What forms do you fill out?
The main form is five pages long.
It asks questions about your relationship to the gun owner, what conditions the person may be suffering from, and the location and type of firearms the person owns.
Where do you turn in forms?
According to Douglas County Sheriff Tony Spurlock, the clerk at your local courthouse is where a regular citizen can seek an ERPO.
"If a citizen wants to do that, the process by law is to come to the court and the court would make a decision at that point if they would turn it over to the sheriff's office," Spurlock said.
How is an ERPO issued?
A judge will decide if someone initially meets the criteria to have his or her guns taken away. This first hearing will be conducted ex parte, without the gun owner present.
A judge can decide if the situation warrants the sheriff and his or her deputies moving in to take guns away immediately without the gun owner's knowledge and before a notice to appear in court can be given to the gun owner.
Who will represent the gun owner in court?
The state has set aside funds to have attorneys on standby to represent gun owners.

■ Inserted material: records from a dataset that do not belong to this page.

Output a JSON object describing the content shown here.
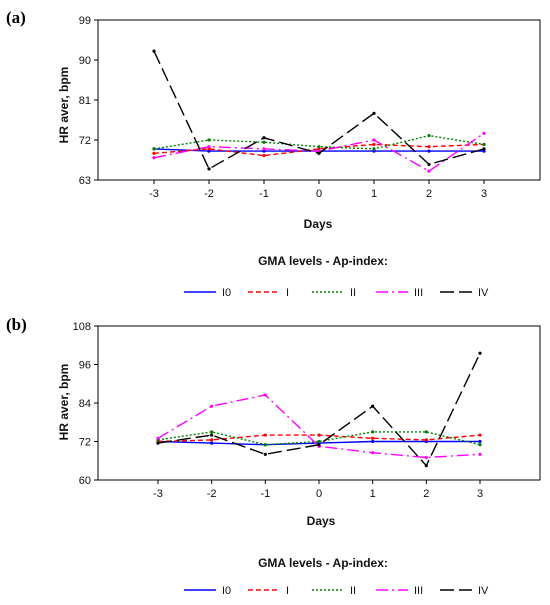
{
  "chart_data": [
    {
      "type": "line",
      "panel_label": "(a)",
      "xlabel": "Days",
      "ylabel": "HR aver, bpm",
      "x": [
        -3,
        -2,
        -1,
        0,
        1,
        2,
        3
      ],
      "x_ticks": [
        "-3",
        "-2",
        "-1",
        "0",
        "1",
        "2",
        "3"
      ],
      "ylim": [
        63,
        99
      ],
      "y_ticks": [
        "63",
        "72",
        "81",
        "90",
        "99"
      ],
      "legend_title": "GMA levels - Ap-index:",
      "series": [
        {
          "name": "I0",
          "color": "#0000ff",
          "dash": "",
          "values": [
            70,
            69.5,
            69.5,
            69.5,
            69.5,
            69.5,
            69.5
          ]
        },
        {
          "name": "I",
          "color": "#ff0000",
          "dash": "5,3",
          "values": [
            69,
            70,
            68.5,
            70,
            71,
            70.5,
            71
          ]
        },
        {
          "name": "II",
          "color": "#008000",
          "dash": "2,2",
          "values": [
            70,
            72,
            71.5,
            70.5,
            70,
            73,
            71
          ]
        },
        {
          "name": "III",
          "color": "#ff00ff",
          "dash": "12,4,2,4",
          "values": [
            68,
            70.5,
            70,
            69.5,
            72,
            65,
            73.5
          ]
        },
        {
          "name": "IV",
          "color": "#000000",
          "dash": "14,5",
          "values": [
            92,
            65.5,
            72.5,
            69,
            78,
            66.5,
            70
          ]
        }
      ]
    },
    {
      "type": "line",
      "panel_label": "(b)",
      "xlabel": "Days",
      "ylabel": "HR aver, bpm",
      "x": [
        -3,
        -2,
        -1,
        0,
        1,
        2,
        3
      ],
      "x_ticks": [
        "-3",
        "-2",
        "-1",
        "0",
        "1",
        "2",
        "3"
      ],
      "ylim": [
        60,
        108
      ],
      "y_ticks": [
        "60",
        "72",
        "84",
        "96",
        "108"
      ],
      "legend_title": "GMA levels - Ap-index:",
      "series": [
        {
          "name": "I0",
          "color": "#0000ff",
          "dash": "",
          "values": [
            72,
            71.5,
            71,
            71.5,
            72,
            72,
            72
          ]
        },
        {
          "name": "I",
          "color": "#ff0000",
          "dash": "5,3",
          "values": [
            72,
            72.5,
            74,
            74,
            73,
            72.5,
            74
          ]
        },
        {
          "name": "II",
          "color": "#008000",
          "dash": "2,2",
          "values": [
            72.5,
            75,
            71,
            72,
            75,
            75,
            71
          ]
        },
        {
          "name": "III",
          "color": "#ff00ff",
          "dash": "12,4,2,4",
          "values": [
            73,
            83,
            86.5,
            70.5,
            68.5,
            67,
            68
          ]
        },
        {
          "name": "IV",
          "color": "#000000",
          "dash": "14,5",
          "values": [
            71.5,
            74,
            68,
            71,
            83,
            64.5,
            99.5
          ]
        }
      ]
    }
  ]
}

Each judicial district has been compiling a list.
Attorney Claire McGuire Elster is just one Colorado attorney who has signed up to represent gun owners when an ERPO is issued against them. Elster says within 14 days of the first ERPO hearing, a gun owner has the right to request a judge for their guns back.
"It's our job to make sure due process is held," McGuire Elster said, adding, "Each individual respondent will be different, obviously, but I expect most clients will maintain their right to have firearms."
Where would guns go and how long can they be stored?
ERPOs can last for 364 days and in most cases, local law enforcement will store the guns. In some cases, however, guns can be stored with antique dealers and gun sellers.